Comparison between on-demand dosing of dapoxetine alone and dapoxetine plus mirodenafil in patients with lifelong premature ejaculation: prospective, randomized, double-blind, placebo-controlled, multicenter study.J Sex Med. 2013 Nov; 10(11):2832-41.JS
There is partial evidence to support the use of phophodiesterase-5 inhibitor (PDE5-I) for the treatment of premature ejaculation (PE).
We compared on-demand dosing of dapoxetine alone and combined with mirodenafil in subjects with lifelong PE and without erectile dysfunction (ED).

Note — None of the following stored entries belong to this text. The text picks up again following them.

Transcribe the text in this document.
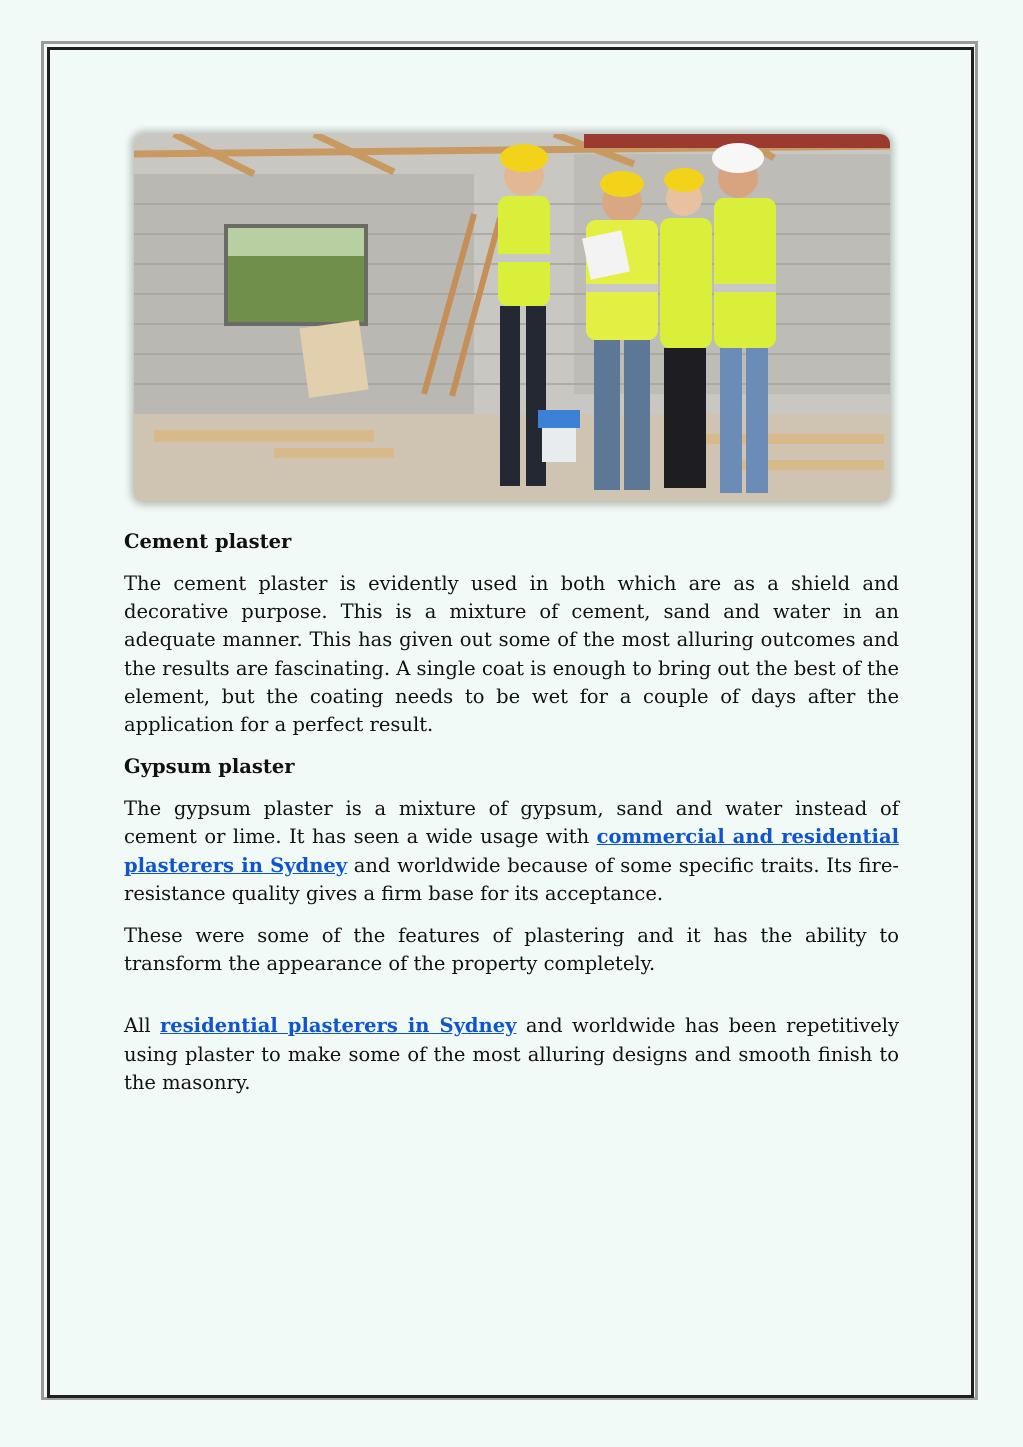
Cement plaster

The cement plaster is evidently used in both which are as a shield and decorative purpose. This is a mixture of cement, sand and water in an adequate manner. This has given out some of the most alluring outcomes and the results are fascinating. A single coat is enough to bring out the best of the element, but the coating needs to be wet for a couple of days after the application for a perfect result.

Gypsum plaster

The gypsum plaster is a mixture of gypsum, sand and water instead of cement or lime. It has seen a wide usage with commercial and residential plasterers in Sydney and worldwide because of some specific traits. Its fire-resistance quality gives a firm base for its acceptance.

These were some of the features of plastering and it has the ability to transform the appearance of the property completely.

All residential plasterers in Sydney and worldwide has been repetitively using plaster to make some of the most alluring designs and smooth finish to the masonry.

Our prospective, randomized, double-blind, placebo-controlled, multicenter trial enrolled 118 subjects with lifelong PE without ED. PE was diagnosed using Diagnostic and Statistical Manual of Mental Disorders, fourth edition, text revision. Patients were divided into two groups: dapoxetine 30 mg plus placebo (group A, n=56) and dapoxetine 30 mg plus mirodenafil 50 mg (group B, n=62).
MAIN OUTCOME MEASURES
During 12 weeks, intravaginal ejaculatory latency time (IELT) and the time from foreplay to beginning intercourse (FTIT) with a stopwatch, and Premature Ejaculation Profile (PEP) were measured. Overall sexual act time (OSAT; sum of FTIT and IELT) was calculated. Any treatment-emergent adverse events (TEAEs) were also recorded.
Over 12 weeks, IELT, OSAT, and PEP index score significantly improved in group B compared with group A (increased geometric mean IELT in group A and B=3.6 and 6.1 minutes, P=0.026; increased geometric mean OSAT in group A and B=5.5 and 9.9 minutes, P=0.012; increased median PEP index score in group A and B=1.0 and 1.3, P=0.046). However, there was no significant difference between two groups with respect to improvement of FTIT (P=0.147). TEAEs did not differ between groups (all P>0.05), and there was no serious adverse event in any subjects.
Low dose of dapoxetine combined with mirodenafil showed better results in terms of IELT, OSAT, and PEP index score, and similar TEAEs, compared with that of dapoxetine only. Our results support the suggestion that the PDE5-Is have a potential role in the treatment of PE without ED.